Infrastructure fundraising roars back as data centers, energy transition reset investor priorities

With US$474B sought globally, managers chase AI data centers, secondaries liquidity and energy mandates.

Infrastructure fundraising roars back as data centers, energy transition reset investor priorities

Infrastructure fundraising has shifted from drought to deluge in just two years, as investors re-engage with the asset class on the back of surging demand for data centers and accelerating energy-transition spending.

The newly released Infrastructure Outlook 2026 from With Intelligence by S&P Global shows the sector rebounding sharply in 2025 after a weak 2024, as large flagship funds returned to market and allocators increased commitments to strategies tied to power, digital infrastructure and liquidity solutions.

That shift is visible in the fundraising numbers. The report estimates US$474 billion is currently being sought by closed-ended infrastructure funds globally, with $143 billion of that attributable to the top 10 managers.

“Infrastructure is set for another year of sustained momentum, following a strong rebound in fundraising in 2025, which more than doubled the previous year’s total,” said Viola Caon, global infrastructure research lead at With Intelligence.

“A confluence of megatrends, including AI-driven data center expansion and energy transition, are helping to drive this growth, but we’re also seeing increased interest in infrastructure investments as source of liquidity and portfolio protection amid market volatility.”

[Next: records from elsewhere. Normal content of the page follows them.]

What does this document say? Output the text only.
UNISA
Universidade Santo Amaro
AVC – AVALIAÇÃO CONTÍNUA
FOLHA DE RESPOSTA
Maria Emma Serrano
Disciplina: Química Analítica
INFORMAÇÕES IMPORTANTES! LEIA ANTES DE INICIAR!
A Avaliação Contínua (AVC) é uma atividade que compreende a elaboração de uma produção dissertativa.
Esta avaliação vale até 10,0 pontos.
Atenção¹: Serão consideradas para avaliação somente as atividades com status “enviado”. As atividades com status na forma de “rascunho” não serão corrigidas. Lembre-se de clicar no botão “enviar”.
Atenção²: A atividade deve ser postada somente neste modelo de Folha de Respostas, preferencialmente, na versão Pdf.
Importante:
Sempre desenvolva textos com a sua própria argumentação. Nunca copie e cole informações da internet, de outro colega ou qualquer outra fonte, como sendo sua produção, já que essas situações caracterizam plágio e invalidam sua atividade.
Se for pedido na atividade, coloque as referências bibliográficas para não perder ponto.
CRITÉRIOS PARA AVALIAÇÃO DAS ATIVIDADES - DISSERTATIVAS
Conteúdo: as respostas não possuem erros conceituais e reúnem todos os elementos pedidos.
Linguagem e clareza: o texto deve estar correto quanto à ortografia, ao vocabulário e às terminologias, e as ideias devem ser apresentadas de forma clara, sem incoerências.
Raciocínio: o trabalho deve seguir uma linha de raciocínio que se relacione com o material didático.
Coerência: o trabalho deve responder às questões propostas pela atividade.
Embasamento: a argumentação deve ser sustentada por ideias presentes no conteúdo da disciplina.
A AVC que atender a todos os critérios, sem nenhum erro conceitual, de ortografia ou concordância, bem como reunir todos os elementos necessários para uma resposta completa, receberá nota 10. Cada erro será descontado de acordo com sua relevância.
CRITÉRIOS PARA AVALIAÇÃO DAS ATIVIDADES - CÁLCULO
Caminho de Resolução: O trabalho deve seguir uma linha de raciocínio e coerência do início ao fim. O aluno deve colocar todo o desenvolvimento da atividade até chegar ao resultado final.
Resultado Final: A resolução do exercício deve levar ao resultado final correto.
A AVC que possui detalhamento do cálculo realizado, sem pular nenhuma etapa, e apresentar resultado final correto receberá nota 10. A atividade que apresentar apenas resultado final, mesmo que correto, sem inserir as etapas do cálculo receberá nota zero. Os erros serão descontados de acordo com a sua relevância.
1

The outlook describes a market where capital is consolidating among large managers even as new firms try to break through. Infrastructure fundraising rose from $99 billion in 2024, a six-year low, to more than $250 billion in 2025, excluding co-investments, which the report says marked the strongest year since 2015 and was helped by several funds larger than $10 billion reaching a close.

Even with that concentration, emerging managers are still coming to market. With Intelligence tracked 15 new managers seeking more than $11 billion in the final quarter of 2025, with many positioned as value-add strategies.

Data centers: the AI trade meets physical constraints

Digital infrastructure, especially data centers, is central to the current fundraising pitch. The report notes that investor demand for funds with data center exposure should remain a key growth driver in 2026, as managers and LPs look to benefit from the AI boom and the need for physical assets that support it.

The scale is striking. Since 2020, With Intelligence has tracked 144 real asset funds with data center exposure targeting nearly $200 billion, and it reports a record 604 data centers built in 2024.

Still, the outlook flags a critical risk that investment committees are increasingly focused on: power. It notes that constraints on electricity supply are viewed as the most significant limitation on data centers, alongside energy intensity and building regulations in Europe and the U.S. It also points to oversupply risk in China and other APAC countries.

Energy transition demand accelerates

Alongside digital infrastructure, energy transition strategies continue to pull in mandates. Allocator demand for energy-transition fund mandates increased from $1 billion in 2024 to $3 billion in 2025, and the report shows expectation that momentum will persist in 2026 as incentives and geopolitics drive projects.

The outlook also notes a geographic reshuffling in fundraising talent, highlighting Southern Europe as an increasingly attractive base for managers supported by favorable tax regimes and government energy transition programs. It cites Italy’s MACSE subsidy mechanism and Spain’s developing transition market as part of the opportunity set.

Infrastructure secondaries are also climbing the agenda as investors look for ways to generate liquidity and rebalance exposures without exiting the asset class entirely.

The report describes secondaries as moving toward strategic allocations and reports a record $30 billion combined GP- and LP-led volume in 2025, alongside a tripling in the share of infrastructure secondary mandates over the last year.

In a market shaped by volatility and policy uncertainty, that evolution may matter as much as the fundraising rebound itself. The message from the 2026 outlook is that infrastructure is no longer being sold solely as long-duration cash flows; it’s increasingly being positioned as a flexible allocation tied to the power-and-compute buildout, decarbonization pipelines and, crucially, liquidity management.